Since $m$ is a perfect number, it must be of the form $m=2^{k-1}(2^k-1)$ for some positive integer $k$. Therefore, we have

$$m = 2^{k-1}(2^k-1) = 3^n p.$$

Since $p$ is prime and $p\neq 2$, we have two cases:

Case 1: $p\equiv 1\pmod 3$

In this case, we have $3^n \mid 2^{k-1}$, which implies $k-1\geq n$. Furthermore, since $p\equiv 1\pmod 3$, we have $p+1\equiv 2\pmod 3$, which implies $3\mid p+1$. Thus, we have

$$m = 2^{k-1}(2^k-1) \geq 2^{n}(2^{n+1}-1) > 2^n(2\cdot 3^n -1) = 2p,$$

which contradicts the fact that $m$ is perfect. Therefore, this case cannot occur.

Case 2: $p\equiv 2\pmod 3$

In this case, we have $3^n \mid 2^k-1$, which implies $k\geq n+1$. Furthermore, since $p\equiv 2\pmod 3$, we have $p+1\equiv 0\pmod 3$, which implies $3^{n+1}\mid p+1$. Thus, we have

$$m = 2^{k-1}(2^k-1) \geq 2^{n}(2^{n+1}-1) = 3^n(3^{n+1}-2) > 3^n(3^n\cdot 2 – 2) = 2\cdot 3^{2n} > 2p,$$

which again contradicts the fact that $m$ is perfect. Therefore, this case cannot occur either.

Therefore, there is no prime $p\neq 2$ that can make $m$ a perfect number.

Note: If $p=2$, then $m=2^{2n+1}-2^n$, and it is known that this is a perfect number if and only if $2^n$ is an odd prime (known as Mersenne prime).

Since $m$ is perfect, we know that the sum of its divisors (excluding itself) is equal to $m$. That is, if $d_1,d_2,\ldots,d_k$ are the positive divisors of $m$ (excluding $m$ itself), then we have $$d_1+d_2+\cdots+d_k=m.$$ Now let $d$ be any positive divisor of $m$. Then $d$ can be written as $3^ap^b$ for some nonnegative integers $a$ and $b$ with $0\leq b\leq 1$. (Note that $b=0$ is possible because $m$ need not be odd.) Since $d$ divides $m$, we have $3^ap^b\mid 3^n p$, which implies $3^a\mid 3^n$. Therefore, $a\leq n$. It follows that $d\leq 3^n p$.

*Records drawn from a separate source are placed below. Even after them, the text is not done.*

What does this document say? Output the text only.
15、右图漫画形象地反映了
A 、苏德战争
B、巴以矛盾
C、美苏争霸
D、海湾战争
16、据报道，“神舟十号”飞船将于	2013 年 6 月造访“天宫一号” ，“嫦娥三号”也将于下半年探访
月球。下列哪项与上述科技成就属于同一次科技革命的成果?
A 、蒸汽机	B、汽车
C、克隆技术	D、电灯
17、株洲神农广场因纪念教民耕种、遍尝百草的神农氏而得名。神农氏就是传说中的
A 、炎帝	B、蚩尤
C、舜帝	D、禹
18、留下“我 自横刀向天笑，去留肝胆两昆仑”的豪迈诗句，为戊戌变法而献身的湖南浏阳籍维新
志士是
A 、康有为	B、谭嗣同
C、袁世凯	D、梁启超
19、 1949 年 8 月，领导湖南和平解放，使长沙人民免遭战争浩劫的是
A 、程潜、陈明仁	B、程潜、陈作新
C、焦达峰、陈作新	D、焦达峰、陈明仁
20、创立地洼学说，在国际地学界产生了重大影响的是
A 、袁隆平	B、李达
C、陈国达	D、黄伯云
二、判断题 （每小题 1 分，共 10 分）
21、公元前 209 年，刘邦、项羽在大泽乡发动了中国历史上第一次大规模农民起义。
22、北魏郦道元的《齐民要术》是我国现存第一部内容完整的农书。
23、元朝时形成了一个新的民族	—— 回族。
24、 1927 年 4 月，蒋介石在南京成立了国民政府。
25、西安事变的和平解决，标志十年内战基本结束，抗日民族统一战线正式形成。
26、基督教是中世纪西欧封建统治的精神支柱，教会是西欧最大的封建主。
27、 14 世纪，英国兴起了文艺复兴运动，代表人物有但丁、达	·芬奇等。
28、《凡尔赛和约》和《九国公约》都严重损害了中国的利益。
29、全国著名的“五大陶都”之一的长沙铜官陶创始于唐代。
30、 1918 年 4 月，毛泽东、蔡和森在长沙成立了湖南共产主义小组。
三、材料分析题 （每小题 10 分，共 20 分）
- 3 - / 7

Now consider the sum of the divisors of $m$ that are divisible by $3$. These are precisely the divisors of the form $3^ap$ with $1\leq a\leq n$. There are $n$ such divisors, each of which is at most $3^n p$, so the sum of these divisors is at most $n\cdot 3^n p$. Therefore, the sum of the divisors of $m$ that are not divisible by $3$ is at least $$m-(n\cdot 3^n p)=(3^n- n\cdot 3^n)p.$$ Since $m$ is perfect, this sum must be equal to $m$. That is, $$(3^n-n\cdot 3^n)p=3^n p+2^k,$$ where $k$ is a nonnegative integer and $2^k$ is the sum of the divisors of $m$ that are equal to $2^j$ for some $j\geq 1$. Since $p$ is prime, it follows that $p$ divides $2^k$. However, $p$ is odd because $p\neq 2$, so $p$ and $2$ are relatively prime. Therefore, we must have $p=2$.

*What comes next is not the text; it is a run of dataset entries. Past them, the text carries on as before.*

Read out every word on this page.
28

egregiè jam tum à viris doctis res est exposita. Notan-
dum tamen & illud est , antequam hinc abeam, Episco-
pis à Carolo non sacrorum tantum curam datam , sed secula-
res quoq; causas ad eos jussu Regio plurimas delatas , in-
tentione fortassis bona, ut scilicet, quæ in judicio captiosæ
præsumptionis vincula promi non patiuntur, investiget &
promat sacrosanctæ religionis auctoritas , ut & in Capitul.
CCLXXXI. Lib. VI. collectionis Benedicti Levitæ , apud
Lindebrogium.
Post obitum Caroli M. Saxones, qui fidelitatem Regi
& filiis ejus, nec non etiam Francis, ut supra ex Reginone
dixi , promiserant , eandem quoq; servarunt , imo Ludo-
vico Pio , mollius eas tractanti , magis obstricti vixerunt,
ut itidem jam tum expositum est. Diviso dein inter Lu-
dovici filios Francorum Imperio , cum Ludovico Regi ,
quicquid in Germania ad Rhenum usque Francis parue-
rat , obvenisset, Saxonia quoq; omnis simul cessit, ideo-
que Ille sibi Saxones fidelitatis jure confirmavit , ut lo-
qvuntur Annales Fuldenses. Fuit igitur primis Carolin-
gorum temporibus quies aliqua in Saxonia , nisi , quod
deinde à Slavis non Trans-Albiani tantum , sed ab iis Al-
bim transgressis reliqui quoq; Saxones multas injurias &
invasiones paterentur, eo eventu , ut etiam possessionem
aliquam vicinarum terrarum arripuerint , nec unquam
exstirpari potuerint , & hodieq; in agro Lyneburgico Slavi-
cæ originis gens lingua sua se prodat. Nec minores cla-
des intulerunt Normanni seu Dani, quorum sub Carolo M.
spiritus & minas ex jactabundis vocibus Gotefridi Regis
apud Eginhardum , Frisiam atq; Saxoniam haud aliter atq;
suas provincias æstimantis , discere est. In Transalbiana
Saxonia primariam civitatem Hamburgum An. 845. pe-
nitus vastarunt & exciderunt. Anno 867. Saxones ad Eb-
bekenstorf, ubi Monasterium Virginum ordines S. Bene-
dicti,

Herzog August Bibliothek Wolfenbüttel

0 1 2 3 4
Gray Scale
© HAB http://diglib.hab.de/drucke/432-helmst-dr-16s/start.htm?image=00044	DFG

Let $d(m)$ denote the sum of the divisors of $m$. If $m$ is perfect, then $d(m)=2m$.

Since $m=3^n p$, the sum of the divisors of $m$ is given by $(1+3+\cdots+3^n)(1+p)$, which is equal to $\frac{3^{n+1}-1}{2}(p+1)$.

Thus, we have the equation $\frac{3^{n+1}-1}{2}(p+1)=2(3^n p)$.

Rearranging terms, we get $3^{n+1}p-3^n-1=0$.

Now, we observe that if $n\geq 2$, then $3^{n+1}p-3^n-1 \equiv 2 \pmod{3}$, which means that $3^n p$ cannot be perfect. Therefore, we must have $n=1$.

Plugging in $n=1$, we get $3p-2=0$, which implies $p=2/3$, a contradiction since $p$ is prime.

Therefore, there is no such $m$ such that $m=3^n p$ and $m$ is perfect.